Smith, A. C., Monaghan, P., & Huettig, F. (2013). Modelling the effects of formal literacy training on language mediated visual attention. In M. Knauff, M. Pauen, N. Sebanz, & I. Wachsmuth (Eds.), Proceedings of the 35th Annual Meeting of the Cognitive Science Society (CogSci 2013) (pp. 3420-3425). Austin, TX: Cognitive Science Society.
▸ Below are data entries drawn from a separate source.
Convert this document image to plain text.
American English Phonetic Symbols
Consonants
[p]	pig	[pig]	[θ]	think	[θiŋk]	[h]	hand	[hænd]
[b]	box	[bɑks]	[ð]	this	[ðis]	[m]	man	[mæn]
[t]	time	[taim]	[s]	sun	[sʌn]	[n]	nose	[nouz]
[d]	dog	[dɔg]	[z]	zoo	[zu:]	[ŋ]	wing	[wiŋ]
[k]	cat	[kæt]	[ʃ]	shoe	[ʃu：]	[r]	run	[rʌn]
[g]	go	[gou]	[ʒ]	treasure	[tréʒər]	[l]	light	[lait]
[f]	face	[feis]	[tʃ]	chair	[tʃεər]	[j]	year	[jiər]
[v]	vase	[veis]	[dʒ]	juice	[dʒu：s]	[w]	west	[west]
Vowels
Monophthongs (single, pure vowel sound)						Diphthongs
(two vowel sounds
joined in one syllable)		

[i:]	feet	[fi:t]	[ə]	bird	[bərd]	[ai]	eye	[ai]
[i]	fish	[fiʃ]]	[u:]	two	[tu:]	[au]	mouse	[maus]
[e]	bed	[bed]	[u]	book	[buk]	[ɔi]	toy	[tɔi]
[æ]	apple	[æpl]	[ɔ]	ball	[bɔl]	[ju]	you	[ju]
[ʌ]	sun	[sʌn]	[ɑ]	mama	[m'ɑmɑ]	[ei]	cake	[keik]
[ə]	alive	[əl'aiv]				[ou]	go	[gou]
Cite as: http://hdl.handle.net/11858/00-001M-0000-000E-EDC6-C
Abstract
Recent empirical evidence suggests that language-mediated eye gaze is partly determined by level of formal literacy training. Huettig, Singh and Mishra (2011) showed that high-literate individuals' eye gaze was closely time locked to phonological overlap between a spoken target word and items presented in a visual display. In contrast, low-literate individuals' eye gaze was not related to phonological overlap, but was instead strongly influenced by semantic relationships between items. Our present study tests the hypothesis that this behavior is an emergent property of an increased ability to extract phonological structure from the speech signal, as in the case of high-literates, with low-literates more reliant on more coarse grained structure. This hypothesis was tested using a neural network model, that integrates linguistic information extracted from the speech signal with visual and semantic information within a central resource. We demonstrate that contrasts in fixation behavior similar to those observed between high and low literates emerge when models are trained on speech signals of contrasting granularity.